Studies have shown that out of all of the reversible contraceptive options, they have the lowest  pregnancy rates (less than 1% per year), as well as highest rates of satisfaction among patients. And while LARCS have the highest rates of satisfaction, only 5% of US teens report using them.

Not only are LARC methods some of the best options for birth control, they can also be used successfully to treat painful periods in the adolescent population. It is quite common for adolescents to experience heavy, painful, and irregular menstrual cycles. Because of the pain and discomfort, it often means adolescents miss school and experience disruption in normal daily activities. Clinically, it can create medical conditions such as anemia.

Advantages over other methods

When over-the-counter pain meds fail to alleviate menstrual-associated pain, a medical provider will usually initiate birth control to decrease the severity of bleeding and pain. Often, their first choice is oral contraceptive pills (“the pill”). And while this is a great first step, it may be difficult for adolescents to remember to take their pill every day (some oral contraceptives even requiring at the same time every day).

Another reason one might choose a LARC over an oral contraceptive pill, patch, or ring is that the LARCs have fewer serious risks associated with them. The pills, patch, and ring are made up of two hormones: progesterone and estrogen. The estrogen component may increase the chance of serious complications, such as stroke or blood clots in the legs or lungs. And while there is a very low chance these complications occur in a healthy adolescent, the risks are still there. The Skyla and Mirena IUDs as well as the Nexplanon implant are made up of only progesterone, a hormone that is not associated with an increased risk of stroke or blood clots. The copper IUD is hormone-free, and while it lasts for 10 years and is an excellent contraceptive option, it will not have any effect on menstruation.


1. Do IUDs increase an adolescent’s risk of infertility? No. Return to baseline fertility returns rapidly after the removal of an IUD. This similarly applies to the implant.

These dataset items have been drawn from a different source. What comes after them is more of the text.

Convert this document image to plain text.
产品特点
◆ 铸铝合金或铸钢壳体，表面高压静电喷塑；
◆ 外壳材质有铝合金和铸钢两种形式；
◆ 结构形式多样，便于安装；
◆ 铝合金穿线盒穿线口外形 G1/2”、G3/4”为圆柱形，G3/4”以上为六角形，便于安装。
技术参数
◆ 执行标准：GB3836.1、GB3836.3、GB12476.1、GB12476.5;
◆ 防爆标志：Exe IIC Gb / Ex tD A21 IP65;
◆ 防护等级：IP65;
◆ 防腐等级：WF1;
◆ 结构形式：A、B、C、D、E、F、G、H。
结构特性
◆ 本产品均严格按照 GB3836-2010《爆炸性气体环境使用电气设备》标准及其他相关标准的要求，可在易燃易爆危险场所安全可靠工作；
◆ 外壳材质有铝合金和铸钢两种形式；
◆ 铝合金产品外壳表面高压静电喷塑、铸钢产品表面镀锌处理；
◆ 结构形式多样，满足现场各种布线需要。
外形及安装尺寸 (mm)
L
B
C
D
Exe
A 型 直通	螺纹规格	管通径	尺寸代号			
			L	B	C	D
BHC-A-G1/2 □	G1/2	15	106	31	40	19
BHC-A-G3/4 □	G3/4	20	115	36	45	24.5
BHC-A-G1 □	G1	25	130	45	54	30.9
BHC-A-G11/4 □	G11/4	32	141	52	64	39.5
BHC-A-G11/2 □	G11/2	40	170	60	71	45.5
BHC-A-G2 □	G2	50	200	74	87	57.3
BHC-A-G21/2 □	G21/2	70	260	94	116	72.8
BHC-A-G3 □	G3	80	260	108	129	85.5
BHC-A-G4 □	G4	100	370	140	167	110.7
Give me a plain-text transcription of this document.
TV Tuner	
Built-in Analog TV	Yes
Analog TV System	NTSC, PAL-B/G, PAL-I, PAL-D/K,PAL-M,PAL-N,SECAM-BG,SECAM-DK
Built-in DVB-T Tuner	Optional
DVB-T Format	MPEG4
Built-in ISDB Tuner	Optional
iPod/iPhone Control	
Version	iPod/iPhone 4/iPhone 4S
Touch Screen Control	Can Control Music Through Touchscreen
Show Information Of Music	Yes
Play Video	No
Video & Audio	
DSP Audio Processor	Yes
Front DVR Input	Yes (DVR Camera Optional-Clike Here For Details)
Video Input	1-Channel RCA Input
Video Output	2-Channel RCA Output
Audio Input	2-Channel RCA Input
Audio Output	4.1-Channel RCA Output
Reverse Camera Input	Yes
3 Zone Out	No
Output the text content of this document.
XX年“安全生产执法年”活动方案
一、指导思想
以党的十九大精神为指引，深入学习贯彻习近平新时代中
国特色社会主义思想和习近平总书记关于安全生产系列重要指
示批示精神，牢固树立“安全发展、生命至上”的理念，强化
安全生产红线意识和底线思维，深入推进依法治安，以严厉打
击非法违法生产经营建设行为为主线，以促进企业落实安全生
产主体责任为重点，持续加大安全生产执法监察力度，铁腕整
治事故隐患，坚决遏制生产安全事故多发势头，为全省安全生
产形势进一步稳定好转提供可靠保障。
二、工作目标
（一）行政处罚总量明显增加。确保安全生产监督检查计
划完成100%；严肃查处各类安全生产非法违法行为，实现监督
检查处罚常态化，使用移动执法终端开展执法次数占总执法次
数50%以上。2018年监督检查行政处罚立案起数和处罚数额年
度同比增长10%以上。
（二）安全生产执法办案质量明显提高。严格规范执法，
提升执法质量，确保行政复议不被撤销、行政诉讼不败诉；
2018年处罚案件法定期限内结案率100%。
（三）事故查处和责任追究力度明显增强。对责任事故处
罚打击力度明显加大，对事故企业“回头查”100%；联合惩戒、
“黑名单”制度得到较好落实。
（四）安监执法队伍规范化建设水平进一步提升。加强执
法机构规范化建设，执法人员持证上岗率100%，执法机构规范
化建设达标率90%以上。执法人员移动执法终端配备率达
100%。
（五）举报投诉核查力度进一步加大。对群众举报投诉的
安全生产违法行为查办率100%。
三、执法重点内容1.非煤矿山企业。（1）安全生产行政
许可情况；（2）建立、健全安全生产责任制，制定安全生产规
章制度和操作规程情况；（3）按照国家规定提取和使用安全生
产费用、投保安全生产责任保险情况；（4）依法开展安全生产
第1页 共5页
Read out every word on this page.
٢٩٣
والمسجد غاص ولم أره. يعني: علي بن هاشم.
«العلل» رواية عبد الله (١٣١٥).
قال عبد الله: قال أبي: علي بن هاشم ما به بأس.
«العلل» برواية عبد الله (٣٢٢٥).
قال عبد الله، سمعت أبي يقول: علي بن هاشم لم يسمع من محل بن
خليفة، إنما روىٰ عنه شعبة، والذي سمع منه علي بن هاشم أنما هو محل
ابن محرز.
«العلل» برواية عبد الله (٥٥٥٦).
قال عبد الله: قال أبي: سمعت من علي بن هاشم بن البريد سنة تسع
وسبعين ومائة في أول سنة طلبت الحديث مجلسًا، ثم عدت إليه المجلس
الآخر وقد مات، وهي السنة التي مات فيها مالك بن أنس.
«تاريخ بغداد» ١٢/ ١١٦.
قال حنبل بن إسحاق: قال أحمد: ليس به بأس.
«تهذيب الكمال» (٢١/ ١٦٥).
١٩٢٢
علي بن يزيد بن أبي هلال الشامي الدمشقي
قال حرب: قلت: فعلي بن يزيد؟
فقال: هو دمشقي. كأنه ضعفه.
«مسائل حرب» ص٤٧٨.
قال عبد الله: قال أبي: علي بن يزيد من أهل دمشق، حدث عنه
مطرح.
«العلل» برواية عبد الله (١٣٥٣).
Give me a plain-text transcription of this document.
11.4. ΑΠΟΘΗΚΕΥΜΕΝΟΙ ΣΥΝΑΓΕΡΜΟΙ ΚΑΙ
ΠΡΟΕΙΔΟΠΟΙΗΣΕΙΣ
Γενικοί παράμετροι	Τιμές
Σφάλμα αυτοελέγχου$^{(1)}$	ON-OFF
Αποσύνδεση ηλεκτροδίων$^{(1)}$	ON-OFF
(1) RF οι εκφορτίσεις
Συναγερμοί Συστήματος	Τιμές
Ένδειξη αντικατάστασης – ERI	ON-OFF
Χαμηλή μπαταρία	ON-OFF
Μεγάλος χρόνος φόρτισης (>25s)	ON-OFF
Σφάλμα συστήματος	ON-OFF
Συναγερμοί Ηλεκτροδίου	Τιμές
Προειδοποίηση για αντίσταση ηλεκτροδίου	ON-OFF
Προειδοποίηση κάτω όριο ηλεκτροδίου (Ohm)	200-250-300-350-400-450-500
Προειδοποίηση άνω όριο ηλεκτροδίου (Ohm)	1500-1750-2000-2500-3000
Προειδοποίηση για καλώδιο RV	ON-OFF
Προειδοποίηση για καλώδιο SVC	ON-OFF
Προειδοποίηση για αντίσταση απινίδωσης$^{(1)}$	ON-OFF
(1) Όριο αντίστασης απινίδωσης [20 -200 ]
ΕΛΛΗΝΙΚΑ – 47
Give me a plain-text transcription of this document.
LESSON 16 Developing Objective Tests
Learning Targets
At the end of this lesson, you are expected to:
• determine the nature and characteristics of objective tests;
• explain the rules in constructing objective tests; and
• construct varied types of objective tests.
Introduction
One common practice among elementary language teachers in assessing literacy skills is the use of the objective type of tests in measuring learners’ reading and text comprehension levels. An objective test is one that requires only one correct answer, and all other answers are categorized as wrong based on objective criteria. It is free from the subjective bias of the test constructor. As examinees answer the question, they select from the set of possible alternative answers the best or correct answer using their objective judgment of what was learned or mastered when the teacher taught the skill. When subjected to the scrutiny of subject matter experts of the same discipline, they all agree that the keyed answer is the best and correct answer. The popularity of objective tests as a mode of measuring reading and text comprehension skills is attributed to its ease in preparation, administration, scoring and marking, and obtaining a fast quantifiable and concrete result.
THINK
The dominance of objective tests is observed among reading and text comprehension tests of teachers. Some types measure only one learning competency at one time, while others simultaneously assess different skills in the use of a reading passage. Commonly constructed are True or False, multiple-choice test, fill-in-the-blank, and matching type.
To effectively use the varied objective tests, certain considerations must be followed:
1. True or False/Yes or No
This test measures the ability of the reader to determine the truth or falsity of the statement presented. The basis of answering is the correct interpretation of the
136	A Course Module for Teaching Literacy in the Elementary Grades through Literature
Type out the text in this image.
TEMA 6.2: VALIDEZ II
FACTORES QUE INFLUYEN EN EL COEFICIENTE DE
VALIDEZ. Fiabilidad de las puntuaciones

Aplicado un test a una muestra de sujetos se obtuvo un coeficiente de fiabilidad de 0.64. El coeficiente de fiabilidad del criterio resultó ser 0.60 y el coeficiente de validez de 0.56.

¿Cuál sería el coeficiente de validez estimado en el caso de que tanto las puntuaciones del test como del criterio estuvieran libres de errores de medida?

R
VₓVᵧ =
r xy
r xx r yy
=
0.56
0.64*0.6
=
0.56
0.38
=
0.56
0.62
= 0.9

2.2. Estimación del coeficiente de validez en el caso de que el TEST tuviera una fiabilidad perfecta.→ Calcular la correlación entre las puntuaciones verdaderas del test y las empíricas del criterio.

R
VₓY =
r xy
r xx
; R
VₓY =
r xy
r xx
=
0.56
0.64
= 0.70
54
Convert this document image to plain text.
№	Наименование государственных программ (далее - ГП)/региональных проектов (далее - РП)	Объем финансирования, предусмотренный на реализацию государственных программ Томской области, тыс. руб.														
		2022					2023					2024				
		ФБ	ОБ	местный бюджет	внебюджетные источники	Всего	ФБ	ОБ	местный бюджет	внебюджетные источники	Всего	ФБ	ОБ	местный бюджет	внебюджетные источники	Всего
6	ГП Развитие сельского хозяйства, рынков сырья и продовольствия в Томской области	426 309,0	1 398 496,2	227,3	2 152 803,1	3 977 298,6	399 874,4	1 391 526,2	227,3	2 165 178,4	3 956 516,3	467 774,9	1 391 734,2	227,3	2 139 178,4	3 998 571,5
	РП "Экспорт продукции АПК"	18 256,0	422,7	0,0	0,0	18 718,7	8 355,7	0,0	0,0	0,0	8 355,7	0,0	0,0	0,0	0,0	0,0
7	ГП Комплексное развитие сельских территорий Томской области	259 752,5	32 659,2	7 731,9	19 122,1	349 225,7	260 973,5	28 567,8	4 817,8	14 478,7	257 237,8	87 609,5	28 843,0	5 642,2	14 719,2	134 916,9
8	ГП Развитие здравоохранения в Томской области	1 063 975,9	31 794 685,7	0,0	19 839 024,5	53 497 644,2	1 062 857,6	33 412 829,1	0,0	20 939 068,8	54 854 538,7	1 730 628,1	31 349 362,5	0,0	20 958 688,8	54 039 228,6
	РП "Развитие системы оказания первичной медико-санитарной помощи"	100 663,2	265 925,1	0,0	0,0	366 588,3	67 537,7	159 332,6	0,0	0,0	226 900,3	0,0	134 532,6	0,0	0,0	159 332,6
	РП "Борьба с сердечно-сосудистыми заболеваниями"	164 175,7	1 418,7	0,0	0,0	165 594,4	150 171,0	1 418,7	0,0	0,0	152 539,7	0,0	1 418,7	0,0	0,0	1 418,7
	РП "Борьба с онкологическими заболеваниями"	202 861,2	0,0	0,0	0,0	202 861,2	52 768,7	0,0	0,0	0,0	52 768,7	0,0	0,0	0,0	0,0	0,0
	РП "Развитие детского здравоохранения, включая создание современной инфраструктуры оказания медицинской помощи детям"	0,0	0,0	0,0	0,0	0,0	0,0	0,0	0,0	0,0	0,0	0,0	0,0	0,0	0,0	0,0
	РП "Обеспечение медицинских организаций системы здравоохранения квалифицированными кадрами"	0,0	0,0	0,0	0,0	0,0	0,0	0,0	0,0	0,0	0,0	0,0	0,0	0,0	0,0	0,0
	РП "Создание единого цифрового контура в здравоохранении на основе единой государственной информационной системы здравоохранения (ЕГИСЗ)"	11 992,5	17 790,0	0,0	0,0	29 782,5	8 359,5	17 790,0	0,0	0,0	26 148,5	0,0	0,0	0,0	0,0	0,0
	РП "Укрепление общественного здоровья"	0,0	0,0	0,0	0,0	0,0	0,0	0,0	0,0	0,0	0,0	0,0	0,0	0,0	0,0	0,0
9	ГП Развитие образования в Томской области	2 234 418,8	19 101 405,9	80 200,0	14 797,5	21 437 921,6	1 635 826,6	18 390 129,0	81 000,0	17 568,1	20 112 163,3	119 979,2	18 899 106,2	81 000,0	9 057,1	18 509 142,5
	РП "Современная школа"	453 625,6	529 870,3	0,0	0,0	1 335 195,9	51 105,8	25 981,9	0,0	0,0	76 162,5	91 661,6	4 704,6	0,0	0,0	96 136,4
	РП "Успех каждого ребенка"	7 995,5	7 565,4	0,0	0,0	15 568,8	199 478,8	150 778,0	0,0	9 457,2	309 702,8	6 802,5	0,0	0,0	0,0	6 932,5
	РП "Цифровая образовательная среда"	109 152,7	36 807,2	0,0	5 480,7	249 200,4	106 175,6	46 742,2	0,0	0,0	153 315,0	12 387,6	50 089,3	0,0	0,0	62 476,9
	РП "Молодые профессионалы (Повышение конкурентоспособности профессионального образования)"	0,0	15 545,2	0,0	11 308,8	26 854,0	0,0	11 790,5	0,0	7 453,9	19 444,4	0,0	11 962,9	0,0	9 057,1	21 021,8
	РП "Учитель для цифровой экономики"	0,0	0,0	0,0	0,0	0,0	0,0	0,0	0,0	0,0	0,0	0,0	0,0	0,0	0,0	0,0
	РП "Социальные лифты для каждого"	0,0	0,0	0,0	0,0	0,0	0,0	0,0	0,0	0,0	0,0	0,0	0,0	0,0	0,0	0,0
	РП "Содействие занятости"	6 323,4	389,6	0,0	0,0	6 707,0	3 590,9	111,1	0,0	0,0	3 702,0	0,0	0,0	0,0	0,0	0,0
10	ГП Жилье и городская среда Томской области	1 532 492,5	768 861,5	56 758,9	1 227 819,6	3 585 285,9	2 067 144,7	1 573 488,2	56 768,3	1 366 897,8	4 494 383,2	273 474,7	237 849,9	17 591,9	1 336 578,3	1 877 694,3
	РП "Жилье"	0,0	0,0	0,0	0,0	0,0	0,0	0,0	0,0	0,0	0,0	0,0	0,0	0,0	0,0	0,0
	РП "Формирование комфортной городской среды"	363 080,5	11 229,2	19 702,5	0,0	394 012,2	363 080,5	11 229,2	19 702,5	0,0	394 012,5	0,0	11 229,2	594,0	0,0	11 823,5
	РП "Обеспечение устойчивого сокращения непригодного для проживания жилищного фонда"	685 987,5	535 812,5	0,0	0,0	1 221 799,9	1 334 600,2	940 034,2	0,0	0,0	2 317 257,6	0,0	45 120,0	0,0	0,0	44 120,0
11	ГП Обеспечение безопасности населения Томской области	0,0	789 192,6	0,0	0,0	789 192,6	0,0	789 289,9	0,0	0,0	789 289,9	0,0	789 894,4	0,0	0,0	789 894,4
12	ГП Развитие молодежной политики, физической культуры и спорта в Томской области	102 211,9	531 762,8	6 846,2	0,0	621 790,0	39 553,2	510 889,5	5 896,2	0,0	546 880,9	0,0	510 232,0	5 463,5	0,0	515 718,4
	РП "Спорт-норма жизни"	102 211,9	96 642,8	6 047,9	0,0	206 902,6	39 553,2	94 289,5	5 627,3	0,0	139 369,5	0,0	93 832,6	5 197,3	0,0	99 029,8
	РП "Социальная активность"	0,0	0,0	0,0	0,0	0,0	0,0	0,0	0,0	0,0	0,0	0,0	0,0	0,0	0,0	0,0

2. Should adolescents be screened for STIs (Sexually Transmitted Infections) at the time of IUD insertion? Yes; since women aged 15-19 have high rates of chlamydia and gonorrhea compared to other age groups, all adolescents should be screened for STIs at the time of or before IUD insertion.

3. Will the IUDs or implants cause bleeding pattern changes? Yes; you can expect changes in menstrual bleeding, especially in the first few months after insertion. However, in women using the Mirena or Skyla IUD or implant, there is an expected decrease in bleeding over time that will lead to either light bleeding, spotting, or amenorrhea (absence of menstruation).

4. Do the LARCS have an effect on weight gain? Currently, there are no studies concluding that LARC devices cause weight gain. Although some people do discontinue these devices for reported weight gain, there is no solid evidence of this relationship.

5. Will the procedure be painful? You might have some discomfort during the insertion of the IUD or implant. If you choose the implant,  the skin will be injected with local anesthetic, so the remainder of the procedure should be painless. If you’re having an IUD inserted, you will take medication the evening before to make the device easier to insert, and you can also take OTC analgesics an hour prior to the procedure. Although you might have some discomfort with insertion, this should only last for a few minutes.


There are many great options for both birth control and controlling menstrual irregularities. LARCs are a successful and safe option for both adult women and adolescents. It is important to discuss the different options with your medical provider in order to choose the method that’s best for you.